Bersikap Ramah terhadap Tamu dan Orang Asing (2)

286

Keramahan mendatangkan berkat

Gagasan tentang perlunya sikap ramah terhadap tamu dan orang asing mendapat tempat penting dalam Alkitab. Keramahan dipandang sebagai nilai dan kebajikan hidup yang diperintahkan dan dipuji oleh Allah, sehingga merupakan sebuah kewajiban suci. Tuan rumah memiliki kewajiban untuk bersikap dan bertindak ramah kepada tamu dengan cara memberi tumpangan, berbagi makanan, dan memberikan perlindungan. Sikap ramah terhadap para tamu asing dipandang sebagai momen perjumpaan dengan yang ilahi dan pada gilirannya akan mendatangkan berkat melalui orang-orang itu.

Kisah Abraham dan Sara menjamu tiga tamu asing menjadi sebuah paradigma dalam menerima dan memperlakukan orang lain dengan ramah (Kej. 18:1-16). Meskipun ketiga tamunya singgah sebentar saja, Abraham dan Sara tetap melayani mereka dengan menyiapkan perjamuan yang luar biasa.
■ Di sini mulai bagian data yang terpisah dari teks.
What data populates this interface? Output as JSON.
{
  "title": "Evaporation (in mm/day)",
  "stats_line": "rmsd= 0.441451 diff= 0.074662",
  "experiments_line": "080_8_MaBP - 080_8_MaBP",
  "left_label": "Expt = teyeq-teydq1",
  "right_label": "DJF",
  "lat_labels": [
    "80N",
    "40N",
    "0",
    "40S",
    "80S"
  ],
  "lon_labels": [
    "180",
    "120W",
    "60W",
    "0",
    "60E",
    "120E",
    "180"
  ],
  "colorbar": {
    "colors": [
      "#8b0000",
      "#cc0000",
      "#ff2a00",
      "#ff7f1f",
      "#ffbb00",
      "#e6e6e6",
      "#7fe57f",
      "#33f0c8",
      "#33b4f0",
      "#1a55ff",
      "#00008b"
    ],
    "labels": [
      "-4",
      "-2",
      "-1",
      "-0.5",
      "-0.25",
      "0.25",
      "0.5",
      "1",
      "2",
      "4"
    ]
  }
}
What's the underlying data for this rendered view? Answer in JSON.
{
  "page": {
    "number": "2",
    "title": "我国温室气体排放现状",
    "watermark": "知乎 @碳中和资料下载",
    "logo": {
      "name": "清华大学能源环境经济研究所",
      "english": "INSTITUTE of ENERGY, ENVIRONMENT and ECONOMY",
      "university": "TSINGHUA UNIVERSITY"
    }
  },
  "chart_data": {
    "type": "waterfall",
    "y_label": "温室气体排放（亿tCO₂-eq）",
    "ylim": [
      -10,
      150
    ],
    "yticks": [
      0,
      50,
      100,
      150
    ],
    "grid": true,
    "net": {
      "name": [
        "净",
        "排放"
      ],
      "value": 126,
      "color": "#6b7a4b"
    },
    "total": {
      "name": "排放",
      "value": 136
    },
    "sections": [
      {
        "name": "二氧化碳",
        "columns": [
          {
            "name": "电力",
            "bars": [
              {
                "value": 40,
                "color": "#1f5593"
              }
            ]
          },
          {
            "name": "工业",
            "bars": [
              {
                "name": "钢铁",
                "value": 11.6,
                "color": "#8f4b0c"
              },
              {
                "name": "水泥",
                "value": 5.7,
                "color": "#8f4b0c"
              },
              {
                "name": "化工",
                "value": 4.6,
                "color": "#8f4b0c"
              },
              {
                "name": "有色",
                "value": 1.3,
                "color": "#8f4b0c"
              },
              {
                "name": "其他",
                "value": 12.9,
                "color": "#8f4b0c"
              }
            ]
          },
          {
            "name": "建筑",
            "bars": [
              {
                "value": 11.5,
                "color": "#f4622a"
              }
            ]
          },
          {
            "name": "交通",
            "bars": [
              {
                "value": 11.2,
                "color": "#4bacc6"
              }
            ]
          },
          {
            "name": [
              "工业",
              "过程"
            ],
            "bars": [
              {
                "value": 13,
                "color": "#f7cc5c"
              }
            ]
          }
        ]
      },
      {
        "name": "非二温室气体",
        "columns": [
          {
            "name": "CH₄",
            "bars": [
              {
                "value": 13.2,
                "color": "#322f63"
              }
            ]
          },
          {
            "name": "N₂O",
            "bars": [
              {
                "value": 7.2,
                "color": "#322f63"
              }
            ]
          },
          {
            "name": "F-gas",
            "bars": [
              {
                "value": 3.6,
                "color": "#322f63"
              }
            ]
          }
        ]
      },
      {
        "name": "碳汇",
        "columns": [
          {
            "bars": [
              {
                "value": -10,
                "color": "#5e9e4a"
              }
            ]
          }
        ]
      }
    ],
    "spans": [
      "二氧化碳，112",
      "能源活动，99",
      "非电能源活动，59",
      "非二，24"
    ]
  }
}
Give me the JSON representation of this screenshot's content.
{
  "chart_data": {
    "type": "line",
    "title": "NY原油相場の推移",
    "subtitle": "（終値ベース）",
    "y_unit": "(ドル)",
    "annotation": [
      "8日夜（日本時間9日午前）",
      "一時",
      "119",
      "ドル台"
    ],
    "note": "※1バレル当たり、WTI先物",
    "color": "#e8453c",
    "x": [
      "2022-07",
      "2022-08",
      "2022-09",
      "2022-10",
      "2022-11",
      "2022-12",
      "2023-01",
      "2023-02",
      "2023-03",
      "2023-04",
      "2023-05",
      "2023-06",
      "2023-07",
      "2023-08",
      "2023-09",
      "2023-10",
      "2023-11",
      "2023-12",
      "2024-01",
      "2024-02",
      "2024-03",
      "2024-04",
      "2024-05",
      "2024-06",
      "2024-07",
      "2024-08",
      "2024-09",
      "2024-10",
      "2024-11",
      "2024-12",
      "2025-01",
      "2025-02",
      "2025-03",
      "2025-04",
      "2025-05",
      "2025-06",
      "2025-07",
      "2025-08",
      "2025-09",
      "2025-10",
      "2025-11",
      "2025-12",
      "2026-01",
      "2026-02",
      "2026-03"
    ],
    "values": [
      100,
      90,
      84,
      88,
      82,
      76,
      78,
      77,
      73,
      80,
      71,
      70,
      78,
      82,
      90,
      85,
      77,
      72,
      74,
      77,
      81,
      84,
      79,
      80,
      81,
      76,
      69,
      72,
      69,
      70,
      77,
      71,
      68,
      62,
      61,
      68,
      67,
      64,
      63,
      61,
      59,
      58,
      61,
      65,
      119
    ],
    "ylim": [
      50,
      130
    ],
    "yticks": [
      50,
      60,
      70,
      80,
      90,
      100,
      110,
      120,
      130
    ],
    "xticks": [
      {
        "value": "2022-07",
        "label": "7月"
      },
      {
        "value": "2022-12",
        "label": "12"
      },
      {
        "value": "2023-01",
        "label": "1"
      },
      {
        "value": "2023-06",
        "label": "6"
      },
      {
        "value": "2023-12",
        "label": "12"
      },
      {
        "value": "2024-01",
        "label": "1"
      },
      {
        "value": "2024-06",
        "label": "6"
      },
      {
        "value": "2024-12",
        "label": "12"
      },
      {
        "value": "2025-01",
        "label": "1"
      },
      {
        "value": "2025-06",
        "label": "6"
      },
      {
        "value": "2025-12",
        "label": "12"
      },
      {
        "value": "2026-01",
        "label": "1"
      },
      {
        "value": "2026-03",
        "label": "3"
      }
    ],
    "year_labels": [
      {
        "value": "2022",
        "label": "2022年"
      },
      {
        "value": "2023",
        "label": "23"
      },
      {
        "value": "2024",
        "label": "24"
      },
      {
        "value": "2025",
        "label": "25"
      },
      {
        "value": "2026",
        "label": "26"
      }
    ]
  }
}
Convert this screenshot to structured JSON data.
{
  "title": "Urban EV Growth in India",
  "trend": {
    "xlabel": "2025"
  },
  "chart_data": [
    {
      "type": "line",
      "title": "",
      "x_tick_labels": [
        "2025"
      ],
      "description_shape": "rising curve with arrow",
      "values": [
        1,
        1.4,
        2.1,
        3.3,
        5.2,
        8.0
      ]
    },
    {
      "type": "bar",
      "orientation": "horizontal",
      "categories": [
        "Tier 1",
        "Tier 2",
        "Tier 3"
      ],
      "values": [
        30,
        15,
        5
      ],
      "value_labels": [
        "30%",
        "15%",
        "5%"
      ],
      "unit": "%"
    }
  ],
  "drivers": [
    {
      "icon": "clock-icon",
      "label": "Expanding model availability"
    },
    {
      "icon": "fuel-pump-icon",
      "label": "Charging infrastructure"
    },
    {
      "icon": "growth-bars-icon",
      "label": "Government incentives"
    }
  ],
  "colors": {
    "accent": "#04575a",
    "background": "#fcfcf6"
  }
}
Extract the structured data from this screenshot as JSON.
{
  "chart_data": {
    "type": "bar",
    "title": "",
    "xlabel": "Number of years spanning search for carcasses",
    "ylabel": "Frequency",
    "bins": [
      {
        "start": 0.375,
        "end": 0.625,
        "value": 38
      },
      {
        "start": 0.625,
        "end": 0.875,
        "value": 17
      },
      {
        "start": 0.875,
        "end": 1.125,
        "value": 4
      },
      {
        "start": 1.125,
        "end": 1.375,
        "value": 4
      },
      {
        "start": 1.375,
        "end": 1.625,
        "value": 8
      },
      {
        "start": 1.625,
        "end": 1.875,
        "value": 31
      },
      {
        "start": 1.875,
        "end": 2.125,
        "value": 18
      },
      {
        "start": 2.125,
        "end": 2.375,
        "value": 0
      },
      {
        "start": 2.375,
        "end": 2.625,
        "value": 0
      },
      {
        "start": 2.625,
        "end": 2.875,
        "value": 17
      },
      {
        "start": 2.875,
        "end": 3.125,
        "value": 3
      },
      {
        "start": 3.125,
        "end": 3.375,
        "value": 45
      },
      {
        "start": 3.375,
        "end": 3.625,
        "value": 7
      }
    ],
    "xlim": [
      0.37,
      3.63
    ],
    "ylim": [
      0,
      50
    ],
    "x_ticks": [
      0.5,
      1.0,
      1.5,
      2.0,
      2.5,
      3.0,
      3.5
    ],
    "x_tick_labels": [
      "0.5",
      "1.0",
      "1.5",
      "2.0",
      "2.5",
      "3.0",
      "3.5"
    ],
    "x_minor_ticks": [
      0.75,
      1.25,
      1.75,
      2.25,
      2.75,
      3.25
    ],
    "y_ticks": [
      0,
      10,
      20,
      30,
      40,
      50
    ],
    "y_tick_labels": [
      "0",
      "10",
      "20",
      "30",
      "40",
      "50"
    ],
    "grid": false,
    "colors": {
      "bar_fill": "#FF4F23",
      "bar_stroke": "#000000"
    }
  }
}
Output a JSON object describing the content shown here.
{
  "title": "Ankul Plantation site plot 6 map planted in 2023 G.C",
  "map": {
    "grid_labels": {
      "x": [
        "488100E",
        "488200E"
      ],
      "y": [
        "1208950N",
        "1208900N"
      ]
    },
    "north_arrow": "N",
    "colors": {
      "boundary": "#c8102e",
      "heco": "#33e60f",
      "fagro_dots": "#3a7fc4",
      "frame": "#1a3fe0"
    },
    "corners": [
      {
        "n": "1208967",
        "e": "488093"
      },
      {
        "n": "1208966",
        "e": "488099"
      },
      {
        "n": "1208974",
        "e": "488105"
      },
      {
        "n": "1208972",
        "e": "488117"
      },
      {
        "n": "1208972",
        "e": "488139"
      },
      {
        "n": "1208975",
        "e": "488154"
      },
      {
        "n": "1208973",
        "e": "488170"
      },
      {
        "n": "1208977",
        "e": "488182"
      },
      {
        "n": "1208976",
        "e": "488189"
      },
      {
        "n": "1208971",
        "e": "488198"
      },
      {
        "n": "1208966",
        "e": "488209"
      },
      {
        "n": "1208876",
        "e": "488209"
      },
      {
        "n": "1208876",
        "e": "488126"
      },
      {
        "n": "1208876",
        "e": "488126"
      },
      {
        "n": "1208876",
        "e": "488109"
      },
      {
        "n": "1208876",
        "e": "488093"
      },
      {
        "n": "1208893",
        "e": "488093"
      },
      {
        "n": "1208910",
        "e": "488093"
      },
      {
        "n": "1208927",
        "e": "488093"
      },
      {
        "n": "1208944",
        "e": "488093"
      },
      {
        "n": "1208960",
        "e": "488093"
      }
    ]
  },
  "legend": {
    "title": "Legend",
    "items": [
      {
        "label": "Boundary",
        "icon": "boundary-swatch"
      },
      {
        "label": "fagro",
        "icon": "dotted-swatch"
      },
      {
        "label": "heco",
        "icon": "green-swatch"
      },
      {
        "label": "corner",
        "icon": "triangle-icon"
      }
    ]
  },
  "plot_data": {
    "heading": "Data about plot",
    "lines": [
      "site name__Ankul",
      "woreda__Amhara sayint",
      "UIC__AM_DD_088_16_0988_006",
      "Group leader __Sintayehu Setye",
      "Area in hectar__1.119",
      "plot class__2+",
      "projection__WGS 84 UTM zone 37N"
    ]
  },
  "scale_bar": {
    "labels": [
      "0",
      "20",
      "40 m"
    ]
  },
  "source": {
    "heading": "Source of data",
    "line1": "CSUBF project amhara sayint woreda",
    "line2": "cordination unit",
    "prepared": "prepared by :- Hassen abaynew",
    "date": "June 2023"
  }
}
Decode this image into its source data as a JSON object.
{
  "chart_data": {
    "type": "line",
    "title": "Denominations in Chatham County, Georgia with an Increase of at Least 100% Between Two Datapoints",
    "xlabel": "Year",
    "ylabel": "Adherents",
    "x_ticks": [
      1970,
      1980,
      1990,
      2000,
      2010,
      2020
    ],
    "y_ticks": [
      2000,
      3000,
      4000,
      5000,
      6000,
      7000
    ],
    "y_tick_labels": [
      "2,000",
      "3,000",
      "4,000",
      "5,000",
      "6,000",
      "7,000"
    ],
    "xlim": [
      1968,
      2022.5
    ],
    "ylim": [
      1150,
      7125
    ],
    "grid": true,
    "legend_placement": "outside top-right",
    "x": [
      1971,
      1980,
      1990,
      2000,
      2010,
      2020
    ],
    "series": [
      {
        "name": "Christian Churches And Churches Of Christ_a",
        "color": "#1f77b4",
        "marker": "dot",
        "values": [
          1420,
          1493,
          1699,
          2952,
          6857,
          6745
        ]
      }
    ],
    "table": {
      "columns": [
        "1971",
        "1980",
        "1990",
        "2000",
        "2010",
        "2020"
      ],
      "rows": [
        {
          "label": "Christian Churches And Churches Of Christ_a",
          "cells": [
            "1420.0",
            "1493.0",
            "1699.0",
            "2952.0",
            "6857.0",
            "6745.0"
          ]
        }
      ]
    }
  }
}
Keramahan pada gilirannya mendatangkan berkat dari Allah. Para tamu menyampaikan nubuat kelahiran seorang anak laki-laki kepada Abraham. Dinubuatkan bahwa Sara akan mengandung dan melahirkan laki-laki baginya.

Contoh keramahan bagi tamu dan orang asing ditemukan pula dalam kisah janda di Sarfat (1Raj. 17:7-16). Janda ini bersikap ramah kepada Elia yang meminta hal-hal sederhana, namun membebani (karena pada saat itu sedang terjadi bencana kelaparan yang hebat), yakni sedikit air dan sepotong roti. Si janda memberi air dan berbagi makanan yang tersisa kepada Elia. Segenggam tepung tersisa diolahnya menjadi roti bundar kecil dan diberikannya pertama-tama kepada tamu asing itu. Sikap yang ramah ini pada gilirannya mendatangkan berkat yang mengagumkan dari Allah. Allah berfirman melalui Elia bahwa “tepung dalam tempayan itu tidak akan habis dan minyak dalam buli-buli itu pun tidak akan berkurang” (1Raj. 17:14). Janda ini juga mendapatkan berkat Allah yang mengagumkan ketika anaknya yang sudah mati dihidupkan kembali (1Raj. 17:17-24).